Almond Milk

بِسۡمِ ٱللهِ ٱلرَّحۡمَـٰنِ ٱلرَّحِيمِ

The following is adapted from Signs on the Horizons by Shaykh Harun Michael Sugich. 

“If you did not know anything about him and met him in a dark alley at night, you would probably start shaking with fear, raise your hands, beg for mercy, and hand over your wallet.  He was tall, scarred, and scary.  I forget his name, but remember his hard face.  He was, in fact, the polar opposite of this menacing thuggish figure.  He was a feature of the bazaars and markets of Fes, patrolling the stalls to make sure both traders and customers behaved themselves.  He settled disputes, chased down thieves and pickpockets, and generally kept everybody honest.  He was like an ex-officio muhtaswib or swahib as-sawq, which in traditional Muslim society was the keeper of markets and public morality. 

He did not get paid for doing this and his role was without any legal basis, but he did not need a license.  His tough, intimidating presence, and moral authority were enough.  His real life was away from the bazaars, in circles of remembrance.  Here he blended in with the motley crowd of Sufis and submerged himself in the Names of God. 

Whenever we would come to Fes, we would escape from the rigours of the Way to indulge ourselves in almond milk at a little almond milk bar frequented by Fesi students.  The milk bar was on the second level above a bakery just up the cobbled passage from an entrance to the Qarawiyyin Mosque with glass windows that looked out upon the street below.  Students would gather in this brightly lit and garish hangout.  Young Moroccan couples stared dreamily across the tables over sweet almond milk and biscuits.  It was an early breach of the pristine traditional integrity of the ancient city, but for those of us from the West it was an innocent enough diversion and a fleeting relief from the punishing intensity of spiritual discipline, which could be brutally heavy on our over-pampered personalities. 

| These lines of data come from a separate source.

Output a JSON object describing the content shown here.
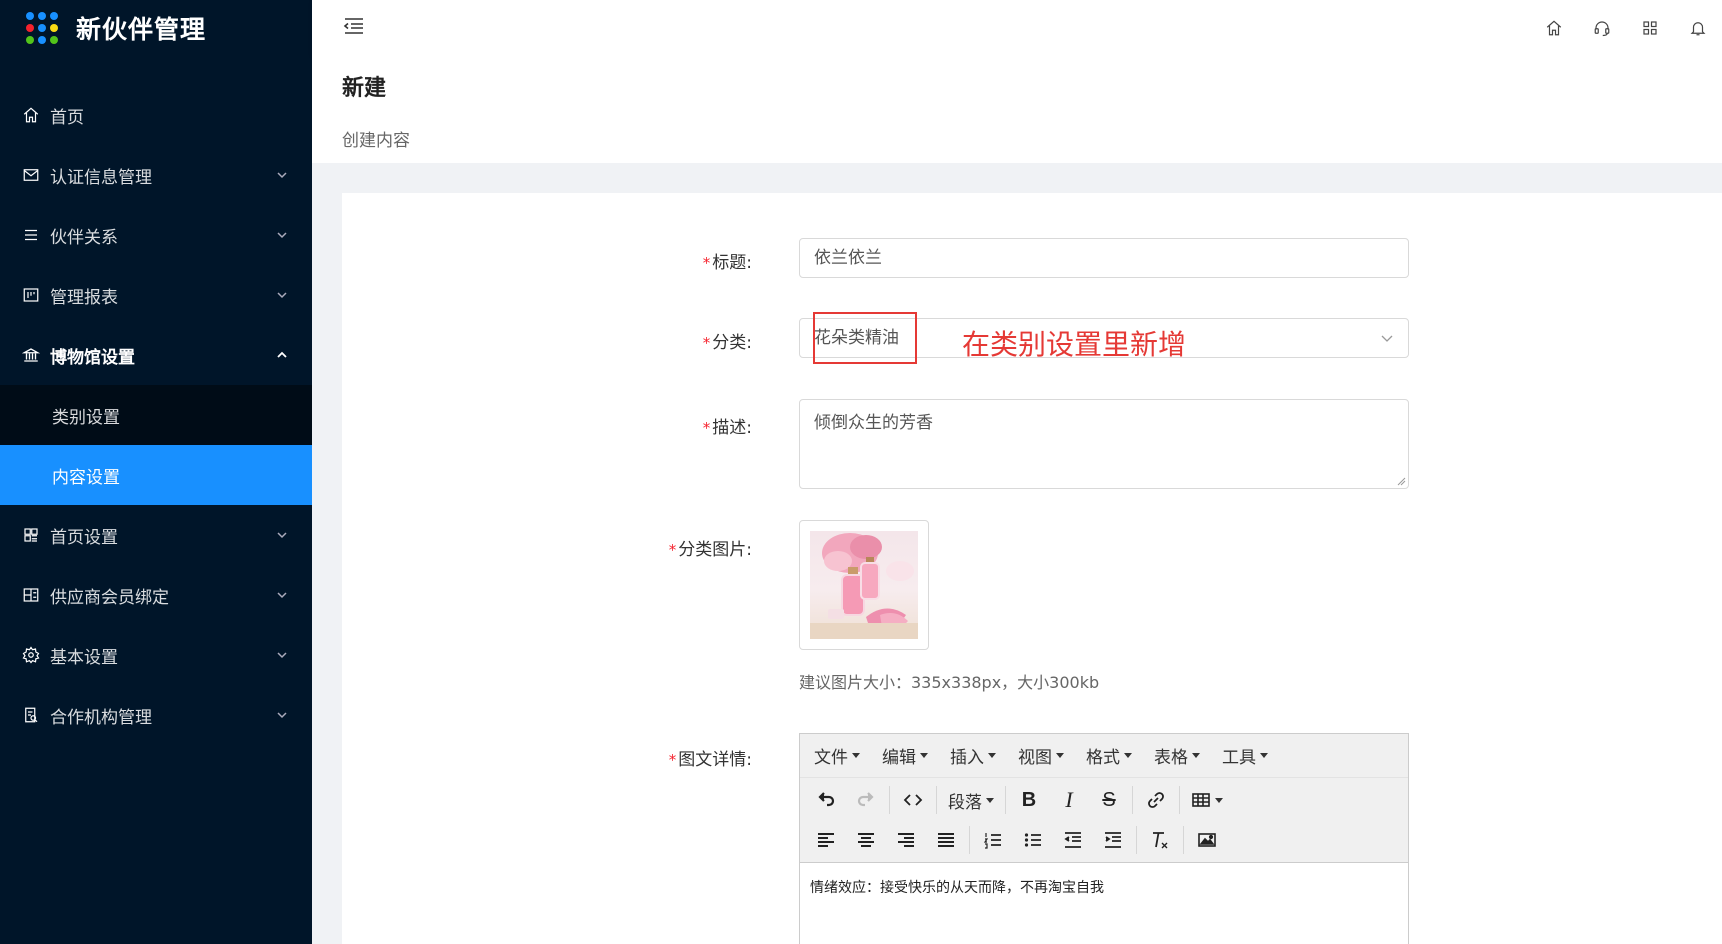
{
  "app": {
    "title": "新伙伴管理",
    "logo_dot_colors": [
      "#1890ff",
      "#1890ff",
      "#1890ff",
      "#f5222d",
      "#1890ff",
      "#fadb14",
      "#52c41a",
      "#1890ff",
      "#52c41a"
    ]
  },
  "sidebar": {
    "items": [
      {
        "label": "首页",
        "icon": "home-icon",
        "expandable": false
      },
      {
        "label": "认证信息管理",
        "icon": "mail-icon",
        "expandable": true
      },
      {
        "label": "伙伴关系",
        "icon": "list-icon",
        "expandable": true
      },
      {
        "label": "管理报表",
        "icon": "report-icon",
        "expandable": true
      },
      {
        "label": "博物馆设置",
        "icon": "bank-icon",
        "expandable": true,
        "open": true,
        "children": [
          {
            "label": "类别设置",
            "active": false
          },
          {
            "label": "内容设置",
            "active": true
          }
        ]
      },
      {
        "label": "首页设置",
        "icon": "layout-icon",
        "expandable": true
      },
      {
        "label": "供应商会员绑定",
        "icon": "block-icon",
        "expandable": true
      },
      {
        "label": "基本设置",
        "icon": "gear-icon",
        "expandable": true
      },
      {
        "label": "合作机构管理",
        "icon": "audit-icon",
        "expandable": true
      }
    ]
  },
  "header": {
    "icons": [
      "home-icon",
      "headset-icon",
      "apps-icon",
      "bell-icon"
    ]
  },
  "page": {
    "title": "新建",
    "subtitle": "创建内容"
  },
  "form": {
    "title_label": "标题:",
    "title_value": "依兰依兰",
    "category_label": "分类:",
    "category_value": "花朵类精油",
    "annotation": "在类别设置里新增",
    "desc_label": "描述:",
    "desc_value": "倾倒众生的芳香",
    "image_label": "分类图片:",
    "image_hint": "建议图片大小：335x338px，大小300kb",
    "detail_label": "图文详情:",
    "required_mark": "*"
  },
  "editor": {
    "menus": [
      "文件",
      "编辑",
      "插入",
      "视图",
      "格式",
      "表格",
      "工具"
    ],
    "paragraph_label": "段落",
    "content": "情绪效应：接受快乐的从天而降，不再淘宝自我"
  },
  "colors": {
    "sidebar_bg": "#001529",
    "active": "#1890ff",
    "annotation": "#e53935"
  }
}
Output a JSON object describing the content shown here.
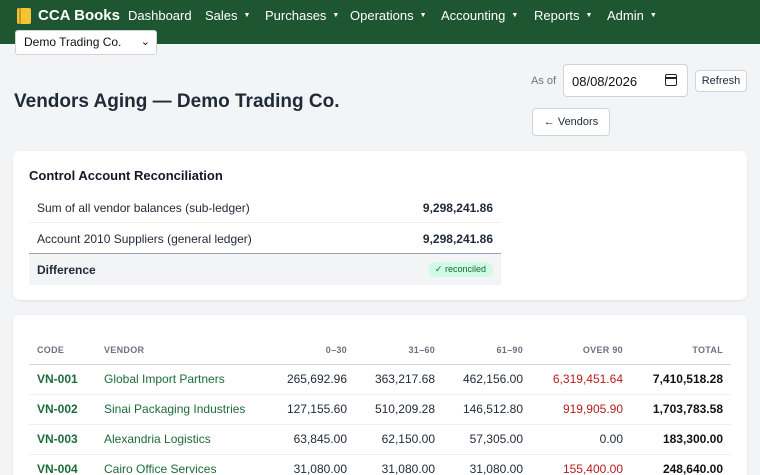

One afternoon, a friend and I were coming away from a gathering of invocation and on the way to another when we decided to take a quick, surreptitious detour to the almond milk bar.  We ascended the spiral staircase to the second floor, sat down at a table beside the glass window and sipped the richly sweet infusion.  We were in high spirits … until we looked down at the street below and saw the tall, scary faqir staring up at us, frowning.  All our levity evaporated when, to our dismay, he charged up the stairs, and into the almond milk bar. 

‘What are you doing here?’ he snapped, shaking his head.  Suddenly, through this powerful faqir’s eyes, the innocent almond milk bar seemed like an utterly depraved den of iniquity.  He shook his head in disgust.  ‘Come on, get up.  You’re coming with me!’  He dragged us away from our almond milk, down the stairs, into the streets and to our next circle of remembrance.  ‘Don’t let me ever catch you in that place again,’ he scolded.  I never went back there.  God Bless him and have Mercy on him.” 

A hadits qudsi States, “The act of worship that is most beloved to Me is giving good counsel.”